Figure 4. IFN produces significant up-regulation of HLA-ABC in PTC corresponding to increased antigenicity

(A) The effect of IFNα or IFNγ in vitro treatment of PTC cell lines on HLA-ABC expression measured by flow cytometry. Data shown are mean +SEM and significant differences from vehicle control are indicated by * p<0.05, ** p<0.01, *** p<0.001. Representative flow cytometry histograms for HLA-ABC expression are shown to the right. (B) T cell activation CD25⁺ fraction of CD3⁺ T cells or (C) IL-2 production in PBL-PTC cell line co-cultures after PTC were pre-treated with interferon or vehicle control. For B and C, data shown are mean (n=4) +SEM, with significant differences from vehicle control-treated PTC indicated by * p<0.05, ** p<0.01, *** p<0.001.
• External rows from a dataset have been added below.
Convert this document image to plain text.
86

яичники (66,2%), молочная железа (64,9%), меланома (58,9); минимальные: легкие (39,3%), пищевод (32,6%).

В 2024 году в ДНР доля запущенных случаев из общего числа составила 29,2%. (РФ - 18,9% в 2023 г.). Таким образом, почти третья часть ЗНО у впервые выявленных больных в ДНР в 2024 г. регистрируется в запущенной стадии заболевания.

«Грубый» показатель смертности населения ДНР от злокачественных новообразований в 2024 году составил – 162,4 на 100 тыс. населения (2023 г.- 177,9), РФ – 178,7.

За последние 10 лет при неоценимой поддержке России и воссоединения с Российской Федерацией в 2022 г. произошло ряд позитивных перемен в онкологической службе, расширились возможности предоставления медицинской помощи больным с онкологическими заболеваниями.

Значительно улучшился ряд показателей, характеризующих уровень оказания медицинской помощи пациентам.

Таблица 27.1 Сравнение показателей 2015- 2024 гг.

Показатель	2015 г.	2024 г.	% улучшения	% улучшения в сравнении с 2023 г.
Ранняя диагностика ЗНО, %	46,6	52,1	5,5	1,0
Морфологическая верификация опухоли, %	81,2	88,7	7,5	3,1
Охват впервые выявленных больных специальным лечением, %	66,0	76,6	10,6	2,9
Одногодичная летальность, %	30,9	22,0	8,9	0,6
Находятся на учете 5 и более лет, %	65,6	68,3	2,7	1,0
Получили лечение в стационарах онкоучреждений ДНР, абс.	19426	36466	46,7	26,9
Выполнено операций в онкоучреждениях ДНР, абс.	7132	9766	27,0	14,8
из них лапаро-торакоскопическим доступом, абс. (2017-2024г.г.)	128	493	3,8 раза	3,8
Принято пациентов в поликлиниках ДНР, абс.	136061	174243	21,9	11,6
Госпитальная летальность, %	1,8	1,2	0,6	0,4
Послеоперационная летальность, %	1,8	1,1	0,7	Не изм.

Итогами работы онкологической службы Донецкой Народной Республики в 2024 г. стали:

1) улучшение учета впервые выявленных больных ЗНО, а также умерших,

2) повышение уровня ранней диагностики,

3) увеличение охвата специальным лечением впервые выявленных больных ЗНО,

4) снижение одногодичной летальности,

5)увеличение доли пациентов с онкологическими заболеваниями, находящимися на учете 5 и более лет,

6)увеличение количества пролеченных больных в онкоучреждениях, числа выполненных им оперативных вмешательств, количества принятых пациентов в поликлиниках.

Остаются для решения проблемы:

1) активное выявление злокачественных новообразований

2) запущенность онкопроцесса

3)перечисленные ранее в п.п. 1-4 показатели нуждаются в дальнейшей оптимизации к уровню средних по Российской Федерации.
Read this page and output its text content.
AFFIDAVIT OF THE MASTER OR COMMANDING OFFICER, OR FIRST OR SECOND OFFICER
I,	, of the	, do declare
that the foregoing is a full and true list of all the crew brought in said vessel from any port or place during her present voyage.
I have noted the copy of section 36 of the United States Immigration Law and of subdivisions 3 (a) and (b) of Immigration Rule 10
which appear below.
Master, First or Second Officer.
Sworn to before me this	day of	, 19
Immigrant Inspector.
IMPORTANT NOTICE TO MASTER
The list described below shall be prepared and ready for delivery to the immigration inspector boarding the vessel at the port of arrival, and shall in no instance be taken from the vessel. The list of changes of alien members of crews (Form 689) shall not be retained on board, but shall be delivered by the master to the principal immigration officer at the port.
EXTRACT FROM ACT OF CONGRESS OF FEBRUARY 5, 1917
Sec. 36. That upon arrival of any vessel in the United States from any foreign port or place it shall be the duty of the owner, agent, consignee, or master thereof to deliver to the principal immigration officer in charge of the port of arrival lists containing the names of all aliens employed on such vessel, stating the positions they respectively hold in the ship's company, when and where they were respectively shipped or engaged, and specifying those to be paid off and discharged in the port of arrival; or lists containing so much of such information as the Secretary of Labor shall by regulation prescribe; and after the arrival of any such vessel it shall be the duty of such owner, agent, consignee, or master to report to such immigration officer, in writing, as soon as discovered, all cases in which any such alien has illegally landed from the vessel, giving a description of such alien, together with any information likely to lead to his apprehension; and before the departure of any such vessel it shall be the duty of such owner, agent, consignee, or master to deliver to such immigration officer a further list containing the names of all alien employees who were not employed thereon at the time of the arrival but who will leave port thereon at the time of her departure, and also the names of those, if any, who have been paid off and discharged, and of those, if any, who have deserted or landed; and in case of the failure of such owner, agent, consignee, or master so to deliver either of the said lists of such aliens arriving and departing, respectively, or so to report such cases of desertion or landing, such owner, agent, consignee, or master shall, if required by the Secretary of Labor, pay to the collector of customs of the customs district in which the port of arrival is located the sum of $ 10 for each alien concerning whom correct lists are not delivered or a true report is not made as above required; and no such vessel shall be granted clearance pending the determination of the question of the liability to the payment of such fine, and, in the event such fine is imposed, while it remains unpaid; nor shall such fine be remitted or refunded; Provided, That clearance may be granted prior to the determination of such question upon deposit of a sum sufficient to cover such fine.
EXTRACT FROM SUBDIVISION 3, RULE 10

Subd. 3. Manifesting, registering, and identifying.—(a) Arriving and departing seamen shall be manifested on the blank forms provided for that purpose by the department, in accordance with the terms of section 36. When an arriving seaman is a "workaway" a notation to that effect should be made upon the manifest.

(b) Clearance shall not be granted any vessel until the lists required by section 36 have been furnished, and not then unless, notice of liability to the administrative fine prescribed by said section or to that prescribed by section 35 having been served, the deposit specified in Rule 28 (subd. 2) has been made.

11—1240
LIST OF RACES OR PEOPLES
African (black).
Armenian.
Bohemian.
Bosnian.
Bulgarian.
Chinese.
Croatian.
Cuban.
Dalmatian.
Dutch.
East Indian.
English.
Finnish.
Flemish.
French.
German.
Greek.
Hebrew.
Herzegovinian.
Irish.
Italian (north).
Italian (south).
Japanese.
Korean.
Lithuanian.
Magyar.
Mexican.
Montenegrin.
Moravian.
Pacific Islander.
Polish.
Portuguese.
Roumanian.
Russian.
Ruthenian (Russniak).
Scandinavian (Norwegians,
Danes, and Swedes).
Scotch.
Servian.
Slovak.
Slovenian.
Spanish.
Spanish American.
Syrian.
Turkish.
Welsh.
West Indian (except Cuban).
Figure 5. Combination selumetinib and IFN treatment of PTC cell lines produces additive increases in HLA-ABC expression and antigenicity

(A) The effect of selumetinib and IFNγ or IFNα treatment on PTC HLA-ABC expression. Data shown are mean +SEM, with statistically significant differences from vehicle control indicated by * p<0.05, ** p<0.01, *** p<0.001, **** p<0.0001. Representative flow cytometry histograms for HLA-ABC expression are shown to the right of the respective graph. (B) T cell activation measured as the fraction CD25⁺ of CD3⁺ T cells or (C) IL-2 production in PBL-PTC co-cultures after PTC were pre-treated with interferon, selumetinib, or combination therapy. For B and C, data shown are mean (n=4) +SEM, with significant differences from single reagent therapy indicated by * p<0.05, ** p<0.01, *** p<0.001.